UCSF Radiology and Biomedical Imaging PhD. Saberi designed the imaging stack, the hardware, and most of the patents that allow a transducer to scan a breast on its own.
Rounds: Draper Associates · Transform VC · JSK Investments · GreenSand Equity · The Josephine Collective.
The Saudi-headquartered health distributor signed on as exclusive partner across 31 Global South markets at Arab Health 2023. The deal is the first real test of whether an automated scanner can be deployed in clinics that have never had a sonographer to begin with.
NIH-backed multicenter clinical trial evaluating ATUSA in high-risk patients. Its data is what will eventually determine whether ATUSA is a screening tool, a monitoring tool, or - if the company is right - both.

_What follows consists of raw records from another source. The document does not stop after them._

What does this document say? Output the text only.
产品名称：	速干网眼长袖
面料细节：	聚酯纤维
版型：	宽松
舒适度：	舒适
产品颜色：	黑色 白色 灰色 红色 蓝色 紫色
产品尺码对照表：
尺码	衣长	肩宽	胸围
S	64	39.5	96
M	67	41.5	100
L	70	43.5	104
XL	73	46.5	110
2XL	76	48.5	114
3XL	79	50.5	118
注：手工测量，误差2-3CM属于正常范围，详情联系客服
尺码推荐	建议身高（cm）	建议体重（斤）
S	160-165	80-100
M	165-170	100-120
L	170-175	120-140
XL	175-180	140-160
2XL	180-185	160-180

The woman in the clinic puts the device back on the counter. The image is in the cloud before she's out of the chair. A radiologist in another city has already opened the file. There was no anxious shoulder-tap, no apology about the wait list, no rebooked appointment three weeks out. The exam happened in the time it takes to make tea.
That is what iSono Health has built. Not a wand. Not a software trick. A small, stubborn re-arrangement of who has to be in the room for a breast scan to happen at all. The next chapter is the boring one - Series A, more clinics, more countries, more data - and that is exactly what the company should be doing now. The interesting part already happened.